Artists Lani Maestro and Manuel Ocampo featured in Philippine Pavilion at Venice Biennale
Following its return to the Venice Biennale in 2015, after a 51-year absence in the premier international art event, the Philippine Pavilion opened at the Biennale this week with a show titled The Spectre of Comparison. Curated by Joselina Cruz, the exhibition features the works of two Filipino artists, Lani Maestro and Manuel Ocampo. According to programme notes, the show examines themes of nationhood, diaspora and identity, with Maestro and Ocampo inspired by Crisostomo Ibarra, the protagonist in Jose Rizal's classic novel Noli Me Tangere (Touch Me Not). "It is only fitting that our exhibit for the 57th Venice Biennale is titled The Spectre of Comparison," said Virgilio Almario, the chair of the Philippine National Commission for Culture and the Arts. "It stirs the conversation to many points of discussions; and one of them is to ask what it means to be Filipino and what being Filipino means to a world that is more fragmented than ever, yet is connected via technology." The Philippine Pavilion is housed at the Artiglierie of the Arsenale, one of the main exhibition spaces of the Venice Biennale. The international exhibition is open to the public until November 26.

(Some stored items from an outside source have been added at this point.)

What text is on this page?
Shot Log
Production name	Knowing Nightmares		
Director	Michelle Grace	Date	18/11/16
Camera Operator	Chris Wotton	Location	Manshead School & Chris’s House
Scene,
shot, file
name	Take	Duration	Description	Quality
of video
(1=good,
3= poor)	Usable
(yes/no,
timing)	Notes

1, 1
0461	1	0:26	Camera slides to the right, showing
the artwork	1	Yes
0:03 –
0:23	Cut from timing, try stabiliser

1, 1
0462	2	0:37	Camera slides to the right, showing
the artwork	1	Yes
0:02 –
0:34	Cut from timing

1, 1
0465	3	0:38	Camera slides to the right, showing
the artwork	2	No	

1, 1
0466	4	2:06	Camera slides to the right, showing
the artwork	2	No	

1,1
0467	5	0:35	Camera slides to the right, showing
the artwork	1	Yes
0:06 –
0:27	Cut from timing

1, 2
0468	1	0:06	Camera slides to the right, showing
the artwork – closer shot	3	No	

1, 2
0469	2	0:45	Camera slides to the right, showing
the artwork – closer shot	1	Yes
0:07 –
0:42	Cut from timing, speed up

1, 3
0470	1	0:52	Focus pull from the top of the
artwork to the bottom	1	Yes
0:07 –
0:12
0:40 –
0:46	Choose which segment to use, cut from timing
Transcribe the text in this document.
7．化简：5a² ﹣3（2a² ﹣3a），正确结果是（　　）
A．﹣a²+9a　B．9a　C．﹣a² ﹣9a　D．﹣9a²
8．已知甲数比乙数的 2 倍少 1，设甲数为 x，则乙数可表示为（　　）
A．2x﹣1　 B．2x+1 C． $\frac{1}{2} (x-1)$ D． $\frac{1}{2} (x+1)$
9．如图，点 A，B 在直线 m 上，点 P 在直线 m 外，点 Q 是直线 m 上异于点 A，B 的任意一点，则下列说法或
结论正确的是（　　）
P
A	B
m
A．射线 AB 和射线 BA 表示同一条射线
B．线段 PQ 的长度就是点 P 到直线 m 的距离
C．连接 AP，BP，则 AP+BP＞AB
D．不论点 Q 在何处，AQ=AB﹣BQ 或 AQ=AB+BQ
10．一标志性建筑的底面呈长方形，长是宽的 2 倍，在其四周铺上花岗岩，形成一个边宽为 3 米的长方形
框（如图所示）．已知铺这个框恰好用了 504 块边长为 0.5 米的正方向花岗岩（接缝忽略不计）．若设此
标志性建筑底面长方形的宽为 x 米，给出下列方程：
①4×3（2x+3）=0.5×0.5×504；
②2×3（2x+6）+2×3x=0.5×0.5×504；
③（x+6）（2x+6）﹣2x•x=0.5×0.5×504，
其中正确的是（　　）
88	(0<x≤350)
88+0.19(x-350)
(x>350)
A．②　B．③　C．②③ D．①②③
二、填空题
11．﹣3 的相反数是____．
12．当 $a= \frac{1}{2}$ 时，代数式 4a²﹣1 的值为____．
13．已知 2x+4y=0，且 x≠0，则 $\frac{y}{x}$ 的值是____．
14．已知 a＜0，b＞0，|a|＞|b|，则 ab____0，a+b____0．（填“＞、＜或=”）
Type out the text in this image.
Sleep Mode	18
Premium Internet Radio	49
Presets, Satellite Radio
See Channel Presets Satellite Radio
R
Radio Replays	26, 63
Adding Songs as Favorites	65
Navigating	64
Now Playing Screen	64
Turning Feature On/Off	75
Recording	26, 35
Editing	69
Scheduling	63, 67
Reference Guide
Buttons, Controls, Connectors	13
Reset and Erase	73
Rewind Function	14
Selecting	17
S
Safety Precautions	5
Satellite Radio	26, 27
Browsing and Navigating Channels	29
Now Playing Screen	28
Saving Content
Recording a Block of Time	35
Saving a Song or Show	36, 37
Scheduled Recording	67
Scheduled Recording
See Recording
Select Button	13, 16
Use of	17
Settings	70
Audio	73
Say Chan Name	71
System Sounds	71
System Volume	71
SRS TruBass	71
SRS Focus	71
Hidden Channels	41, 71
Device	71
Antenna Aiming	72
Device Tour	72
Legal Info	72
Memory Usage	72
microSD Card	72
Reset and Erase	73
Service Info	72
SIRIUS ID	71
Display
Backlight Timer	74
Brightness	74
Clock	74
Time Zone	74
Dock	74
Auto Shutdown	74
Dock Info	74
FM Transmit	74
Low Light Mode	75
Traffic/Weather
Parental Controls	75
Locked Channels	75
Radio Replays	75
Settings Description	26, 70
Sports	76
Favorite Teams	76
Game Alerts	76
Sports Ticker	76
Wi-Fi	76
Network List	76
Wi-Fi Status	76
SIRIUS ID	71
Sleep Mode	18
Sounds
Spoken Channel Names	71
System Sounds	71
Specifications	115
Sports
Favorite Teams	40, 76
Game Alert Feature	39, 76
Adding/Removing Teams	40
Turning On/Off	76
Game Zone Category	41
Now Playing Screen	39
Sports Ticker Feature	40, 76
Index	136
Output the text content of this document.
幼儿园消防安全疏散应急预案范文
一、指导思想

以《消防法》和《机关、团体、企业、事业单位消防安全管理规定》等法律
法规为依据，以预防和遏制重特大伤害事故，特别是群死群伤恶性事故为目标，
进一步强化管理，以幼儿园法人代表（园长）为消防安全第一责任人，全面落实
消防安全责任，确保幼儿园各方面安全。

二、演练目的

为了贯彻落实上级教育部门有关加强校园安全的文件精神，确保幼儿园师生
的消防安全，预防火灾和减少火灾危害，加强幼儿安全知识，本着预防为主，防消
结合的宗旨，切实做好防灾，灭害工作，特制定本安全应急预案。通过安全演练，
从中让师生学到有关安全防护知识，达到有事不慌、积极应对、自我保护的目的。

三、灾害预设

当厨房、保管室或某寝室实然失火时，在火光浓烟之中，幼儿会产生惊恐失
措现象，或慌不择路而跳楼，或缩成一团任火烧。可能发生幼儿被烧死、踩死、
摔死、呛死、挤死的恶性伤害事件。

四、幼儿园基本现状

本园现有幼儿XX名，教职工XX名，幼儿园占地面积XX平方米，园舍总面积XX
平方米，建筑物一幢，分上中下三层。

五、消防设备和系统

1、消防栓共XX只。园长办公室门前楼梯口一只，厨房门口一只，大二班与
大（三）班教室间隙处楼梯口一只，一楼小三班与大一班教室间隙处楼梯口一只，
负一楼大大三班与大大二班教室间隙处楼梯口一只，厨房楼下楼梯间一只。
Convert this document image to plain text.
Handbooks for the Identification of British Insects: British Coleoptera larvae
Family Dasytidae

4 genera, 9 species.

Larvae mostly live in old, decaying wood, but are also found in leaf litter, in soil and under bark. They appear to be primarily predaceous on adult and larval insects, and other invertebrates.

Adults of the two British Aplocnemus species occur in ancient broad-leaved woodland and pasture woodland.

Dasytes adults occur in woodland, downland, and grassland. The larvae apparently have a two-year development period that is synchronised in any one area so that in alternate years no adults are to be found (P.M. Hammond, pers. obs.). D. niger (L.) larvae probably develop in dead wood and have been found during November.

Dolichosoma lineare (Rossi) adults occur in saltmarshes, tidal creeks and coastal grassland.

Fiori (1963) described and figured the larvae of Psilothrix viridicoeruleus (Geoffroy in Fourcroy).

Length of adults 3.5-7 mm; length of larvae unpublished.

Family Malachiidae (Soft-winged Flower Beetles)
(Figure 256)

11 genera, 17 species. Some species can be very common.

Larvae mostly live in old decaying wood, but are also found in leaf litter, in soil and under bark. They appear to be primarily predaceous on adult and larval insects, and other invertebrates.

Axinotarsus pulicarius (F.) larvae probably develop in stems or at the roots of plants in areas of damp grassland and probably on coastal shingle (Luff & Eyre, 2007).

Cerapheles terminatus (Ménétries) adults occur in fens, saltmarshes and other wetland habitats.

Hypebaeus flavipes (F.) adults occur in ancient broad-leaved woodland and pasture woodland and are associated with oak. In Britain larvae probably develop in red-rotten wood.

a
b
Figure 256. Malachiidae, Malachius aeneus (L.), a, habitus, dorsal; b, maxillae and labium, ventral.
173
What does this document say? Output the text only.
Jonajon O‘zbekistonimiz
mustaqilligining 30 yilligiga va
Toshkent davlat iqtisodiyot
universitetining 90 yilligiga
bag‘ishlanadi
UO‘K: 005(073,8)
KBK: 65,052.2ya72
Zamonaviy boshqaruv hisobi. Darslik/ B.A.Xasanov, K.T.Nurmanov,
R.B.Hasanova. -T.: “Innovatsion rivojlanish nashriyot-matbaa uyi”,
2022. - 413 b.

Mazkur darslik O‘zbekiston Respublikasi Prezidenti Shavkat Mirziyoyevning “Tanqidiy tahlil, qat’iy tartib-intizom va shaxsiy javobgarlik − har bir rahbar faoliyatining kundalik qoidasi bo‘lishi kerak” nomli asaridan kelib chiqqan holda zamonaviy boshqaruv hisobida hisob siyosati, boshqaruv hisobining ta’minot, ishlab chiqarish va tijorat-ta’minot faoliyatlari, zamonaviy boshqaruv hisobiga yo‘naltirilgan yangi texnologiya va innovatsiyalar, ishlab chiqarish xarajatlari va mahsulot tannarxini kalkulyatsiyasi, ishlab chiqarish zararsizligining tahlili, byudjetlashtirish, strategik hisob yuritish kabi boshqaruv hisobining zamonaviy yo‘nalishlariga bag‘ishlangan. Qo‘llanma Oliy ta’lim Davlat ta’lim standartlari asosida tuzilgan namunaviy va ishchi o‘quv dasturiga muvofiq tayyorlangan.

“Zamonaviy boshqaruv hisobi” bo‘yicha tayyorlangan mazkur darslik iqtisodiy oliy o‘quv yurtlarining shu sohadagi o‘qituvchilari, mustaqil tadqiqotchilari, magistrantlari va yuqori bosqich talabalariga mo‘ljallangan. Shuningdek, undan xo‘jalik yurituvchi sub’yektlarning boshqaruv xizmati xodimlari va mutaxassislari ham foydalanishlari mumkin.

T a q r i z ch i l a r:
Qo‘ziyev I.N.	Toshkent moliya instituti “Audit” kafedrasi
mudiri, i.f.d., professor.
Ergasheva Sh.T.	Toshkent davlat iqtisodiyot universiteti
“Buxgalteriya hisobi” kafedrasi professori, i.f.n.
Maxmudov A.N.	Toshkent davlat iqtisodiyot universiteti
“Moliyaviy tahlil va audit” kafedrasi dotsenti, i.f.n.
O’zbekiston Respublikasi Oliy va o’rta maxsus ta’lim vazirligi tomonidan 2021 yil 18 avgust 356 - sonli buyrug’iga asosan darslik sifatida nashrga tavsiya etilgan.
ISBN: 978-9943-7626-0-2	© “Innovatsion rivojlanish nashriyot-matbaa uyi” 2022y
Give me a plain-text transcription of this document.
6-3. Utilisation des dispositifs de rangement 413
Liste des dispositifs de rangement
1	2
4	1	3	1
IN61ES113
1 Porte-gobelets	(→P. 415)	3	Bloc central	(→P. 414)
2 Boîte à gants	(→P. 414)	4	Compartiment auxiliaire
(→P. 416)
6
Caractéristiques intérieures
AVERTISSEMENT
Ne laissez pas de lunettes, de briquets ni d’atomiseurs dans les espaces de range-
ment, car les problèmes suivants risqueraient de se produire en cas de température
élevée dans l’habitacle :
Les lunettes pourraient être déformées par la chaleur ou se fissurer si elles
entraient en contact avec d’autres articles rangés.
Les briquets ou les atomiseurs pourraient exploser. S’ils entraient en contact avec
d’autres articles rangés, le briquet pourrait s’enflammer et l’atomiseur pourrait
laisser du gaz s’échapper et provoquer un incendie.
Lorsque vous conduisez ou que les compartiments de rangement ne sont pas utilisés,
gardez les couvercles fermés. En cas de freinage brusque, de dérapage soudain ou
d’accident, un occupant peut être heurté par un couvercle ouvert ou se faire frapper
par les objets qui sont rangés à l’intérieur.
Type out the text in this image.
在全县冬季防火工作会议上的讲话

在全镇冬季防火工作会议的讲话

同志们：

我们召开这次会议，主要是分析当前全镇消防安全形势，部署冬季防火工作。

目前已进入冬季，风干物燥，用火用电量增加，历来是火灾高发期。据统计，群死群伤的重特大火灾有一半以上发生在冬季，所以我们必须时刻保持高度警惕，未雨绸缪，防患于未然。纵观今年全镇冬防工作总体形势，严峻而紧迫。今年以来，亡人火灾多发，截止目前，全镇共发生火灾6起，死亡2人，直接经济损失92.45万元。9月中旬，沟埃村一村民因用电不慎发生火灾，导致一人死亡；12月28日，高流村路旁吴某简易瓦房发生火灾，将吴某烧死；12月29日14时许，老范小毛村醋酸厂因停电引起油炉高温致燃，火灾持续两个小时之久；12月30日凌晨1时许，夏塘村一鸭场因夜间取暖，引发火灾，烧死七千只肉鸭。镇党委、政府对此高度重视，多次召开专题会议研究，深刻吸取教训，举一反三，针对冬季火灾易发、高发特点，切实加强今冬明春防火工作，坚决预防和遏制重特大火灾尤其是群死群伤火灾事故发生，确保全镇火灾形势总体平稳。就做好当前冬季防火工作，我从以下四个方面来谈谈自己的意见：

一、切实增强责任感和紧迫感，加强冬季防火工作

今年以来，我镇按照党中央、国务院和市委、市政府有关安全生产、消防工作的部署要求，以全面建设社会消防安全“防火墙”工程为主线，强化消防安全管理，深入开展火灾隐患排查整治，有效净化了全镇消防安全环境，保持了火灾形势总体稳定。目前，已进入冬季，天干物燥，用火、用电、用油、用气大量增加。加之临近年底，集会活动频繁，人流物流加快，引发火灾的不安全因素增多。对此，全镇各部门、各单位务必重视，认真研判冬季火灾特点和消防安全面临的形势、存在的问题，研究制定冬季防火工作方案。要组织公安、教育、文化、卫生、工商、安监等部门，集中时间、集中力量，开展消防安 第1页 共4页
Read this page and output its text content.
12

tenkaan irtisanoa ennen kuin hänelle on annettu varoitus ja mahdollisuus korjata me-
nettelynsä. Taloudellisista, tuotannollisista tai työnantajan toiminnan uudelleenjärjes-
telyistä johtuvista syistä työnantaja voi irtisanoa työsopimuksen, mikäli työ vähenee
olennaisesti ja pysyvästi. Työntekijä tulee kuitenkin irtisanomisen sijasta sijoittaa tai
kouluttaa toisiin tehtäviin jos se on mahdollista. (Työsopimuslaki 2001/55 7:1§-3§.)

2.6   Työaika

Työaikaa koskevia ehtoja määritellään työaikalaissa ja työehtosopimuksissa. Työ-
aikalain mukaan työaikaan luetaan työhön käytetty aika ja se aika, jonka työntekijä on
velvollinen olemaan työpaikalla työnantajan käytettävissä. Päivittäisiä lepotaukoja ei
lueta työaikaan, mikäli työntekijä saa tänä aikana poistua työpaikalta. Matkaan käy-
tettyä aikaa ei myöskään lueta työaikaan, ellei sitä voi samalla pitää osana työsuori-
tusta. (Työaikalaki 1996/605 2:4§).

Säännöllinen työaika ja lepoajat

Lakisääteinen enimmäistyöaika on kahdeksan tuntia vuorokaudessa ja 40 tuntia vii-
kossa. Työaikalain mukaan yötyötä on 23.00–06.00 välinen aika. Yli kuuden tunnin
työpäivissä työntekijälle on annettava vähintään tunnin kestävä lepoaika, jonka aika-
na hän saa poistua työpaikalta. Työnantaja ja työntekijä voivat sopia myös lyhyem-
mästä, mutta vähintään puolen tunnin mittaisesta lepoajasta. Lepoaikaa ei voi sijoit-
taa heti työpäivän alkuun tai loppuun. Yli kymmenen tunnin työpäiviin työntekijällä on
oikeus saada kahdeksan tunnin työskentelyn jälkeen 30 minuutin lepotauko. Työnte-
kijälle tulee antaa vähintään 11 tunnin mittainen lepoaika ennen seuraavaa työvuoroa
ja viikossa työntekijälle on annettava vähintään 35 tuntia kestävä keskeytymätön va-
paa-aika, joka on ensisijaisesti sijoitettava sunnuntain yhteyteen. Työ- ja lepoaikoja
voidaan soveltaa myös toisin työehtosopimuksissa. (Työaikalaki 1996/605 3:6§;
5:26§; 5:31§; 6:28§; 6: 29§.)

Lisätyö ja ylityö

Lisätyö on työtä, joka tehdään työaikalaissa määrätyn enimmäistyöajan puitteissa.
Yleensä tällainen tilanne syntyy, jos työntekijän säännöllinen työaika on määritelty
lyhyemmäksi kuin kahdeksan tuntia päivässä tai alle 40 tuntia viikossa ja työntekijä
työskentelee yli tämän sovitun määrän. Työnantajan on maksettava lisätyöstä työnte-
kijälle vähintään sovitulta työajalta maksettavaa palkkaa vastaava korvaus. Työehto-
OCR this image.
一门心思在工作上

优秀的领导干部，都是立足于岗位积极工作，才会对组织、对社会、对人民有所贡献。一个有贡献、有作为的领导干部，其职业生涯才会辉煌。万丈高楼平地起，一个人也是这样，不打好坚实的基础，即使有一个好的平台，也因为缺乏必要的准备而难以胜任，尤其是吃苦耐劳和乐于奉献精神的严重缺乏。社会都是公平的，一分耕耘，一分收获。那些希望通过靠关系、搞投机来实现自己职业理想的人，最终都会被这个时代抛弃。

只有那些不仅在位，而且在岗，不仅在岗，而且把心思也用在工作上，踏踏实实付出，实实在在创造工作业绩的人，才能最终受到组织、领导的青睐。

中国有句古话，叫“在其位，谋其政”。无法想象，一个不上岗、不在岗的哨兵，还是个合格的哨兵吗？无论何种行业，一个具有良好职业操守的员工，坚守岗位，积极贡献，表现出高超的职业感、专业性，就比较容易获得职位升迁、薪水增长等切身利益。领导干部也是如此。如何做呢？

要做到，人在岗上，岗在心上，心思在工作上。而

Filipino movies shine on international film festivals
The live-action animated feature Saving Sally, directed by Avid Liongoren, took home prizes from two recent international film festivals. It won both the Special Jury Prize and the Audience Award at the Los Angeles Asian Pacific Film Festival, held earlier this month in California. Saving Sally, which stars Rhian Ramos and Enzo Marcos, also received the Best Family Film award at the Bentonville Film Festival, held recently in Arkansas.
Meanwhile, Lav Diaz's Ang Babaeng Humayo (The Woman Who Left) won the Audience Award at the Festival de Cinema d'Autor in Barcelona, Spain, beating out a competitive programme of 80 films that included Mike Mills's 20th Century Women and Ben Wheatley's Free Fire. At the International Documentary Film Festival Munich, held this week in Germany, two Filipino documentaries were featured: Baby Ruth Villarama's Sunday Beauty Queen, about Filipino overseas workers organising a beauty pageant in Hong Kong, and Ramona Diaz's Motherland, about a busy maternity hospital in Manila.